Les irréductibles Wallons ont dit oui! Après près de deux semaines d’intenses tractations, les différentes entités – fédérale et fédérées – sont finalement parvenues à s’entendre sur un texte, sorte d’accord belgo-belge sur le CETA, le traité de libre-échange Union européenne (UE)/Canada. Finalisé vers 12h00 ce jeudi 27 octobre, le document était immédiatement envoyé au Coreper où siègent les ambassadeurs des 28 États membres auprès de l’UE. À eux désormais de valider, ou non, les modifications apportées par le Royaume. Les parlements de Belgique devront également donner leur feu vert d’ici à « vendredi minuit », comme précisé dans un tweet du Premier ministre, Charles Michel.
« Ce qu’on a pu obtenir, c’est important pour les Wallons et pour tout le monde », s’est félicité Paul Magnette, le ministre-président de la Région wallonne. L’enjeu est bien le monde dans lequel nous voulons vivre », a-t-il ajouté. Les négociations marathon, au cours desquelles il représentait 3,6 millions de ses concitoyens, auront en effet abouti à des avancées significatives pour l’ensemble des Européens. Elles permettront peut-être d’apaiser les craintes des plus fervents détracteurs du traité, toujours plus nombreux au sein de l’UE.
Principal cheval de bataille des francophones de Belgique : le système de règlement des différends entre investisseurs et États. Refusant catégoriquement le recours à des tribunaux privés, les Wallons ont obtenu des garanties sur ce sujet. Lorsque le CETA sera mis en œuvre, partiellement et de façon provisoire – après la ratification par l’UE (les 28 États membres et le Parlement européen), mais avant la ratification par tous les parlements régionaux et nationaux des 28 – ce volet « investissement » ne sera pas concerné. « La Belgique a pris acte de ce que l’application provisoire du CETA ne s’étend pas à diverses dispositions du CETA, notamment en matière de protection d’investissement et de règlement des différends », peut-on lire dans le document intra-belge, dont Le MOCI a pu consulter une copie.

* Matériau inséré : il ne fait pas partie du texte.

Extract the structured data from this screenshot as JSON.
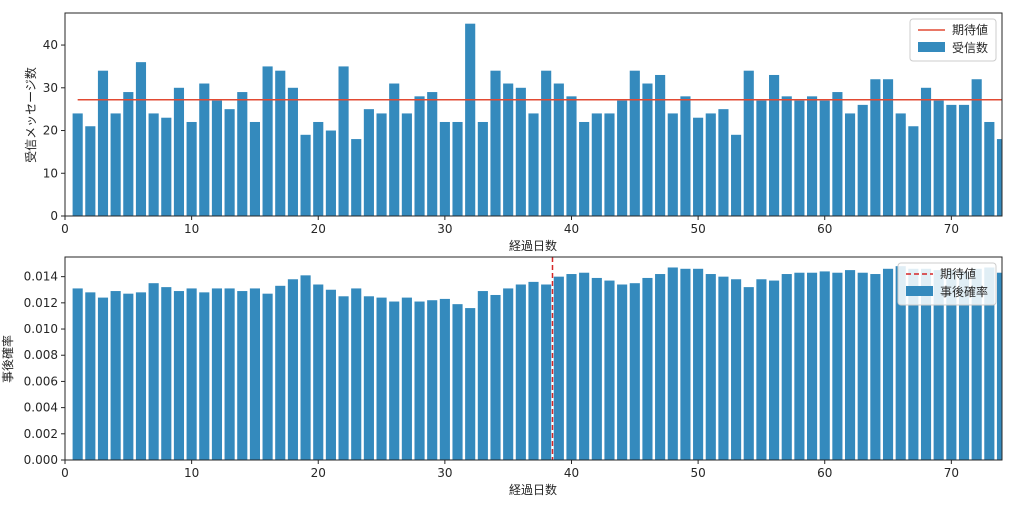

Une fois le processus totalement achevé, les contentieux États/investisseurs seront tranchés par l’ICS – Investment Court System – un tribunal international composé de juges indépendants et disposant d’un mécanisme d’appel. Avant la mise en place de cette nouvelle juridiction internationale – qui pourra servir ensuite de modèle dans les futurs accords de libre-échange négociés par l’UE – la Belgique demandera un avis à la Cour européenne de justice pour s’assurer de la compatibilité de l’ICS avec les traités européens.
Agriculture : des contingents pour « fermer la porte aux velléités américaines de se servir du Canada »
Les autres clarifications exigées par les Wallons visaient essentiellement le volet agricole du CETA. L’une des craintes majeures des élus belges francophones concernait la possibilité, pour des multinationales américaines de l’agroalimentaire disposant de filiales au Canada, de profiter de l’accord pour écouler leurs produits sur le marché européen. « Les contingents tarifaires négociés aideront à fermer la porte aux velléités américaines de se servir du Canada pour attaquer notre marché », affirmait, dans le quotidien Le Soir, une source proche des discussions. « Pour bénéficier de l’accord pas question de se contenter d’une société boîte aux lettres au Canada », ajoute-t-elle.
L’État fédéral, ou une autre entité compétente en matière agricole, sera autorisé à activer une clause de sauvegarde, « y compris lorsque ce déséquilibre est identifié pour un seul produit ». Le CETA prévoyait déjà l’existence de tels mécanismes, mais ils étaient initialement destinés au seul Canada. Une absence de réciprocité qui avait cristallisé la colère des représentants wallons. La notion même de « déséquilibre », ainsi que les seuils permettant d’avoir recours à ces clauses, devront être précisément déterminés dans une période de 12 mois suivant la signature du CETA.
Le traité UE/Canada ne pourra pas non plus affecter la législation européenne « concernant l’autorisation, la mise sur le marché, la croissance et l’étiquetage des OGM et des produits obtenus par les nouvelles technologies de reproduction », peut-on lire dans le document.
Le gouvernement fédéral sera aussi tenu de relayer, auprès de l’UE, les demandes de ses entités fédérées concernant les indications géographiques (AOP et IGP).
De façon plus générale, les Wallons ont également réussi à négocier une sorte de porte dérobée ou sortie de secours si les effets du CETA s’avéraient négatifs pour le pays ou l’une de ses entités fédérées. Les autorités concernées procéderont donc, lors de la période d’application provisoire de l’accord, à des évaluations régulières « des effets socio-économiques et environnementaux » du CETA. Et si une Région estime, sur cette base, qu’elle souhaite mettre fin à cette application, l’État belge notifiera au Conseil européen « l’impossibilité définitive et permanente de la Belgique de ratifier le CETA ».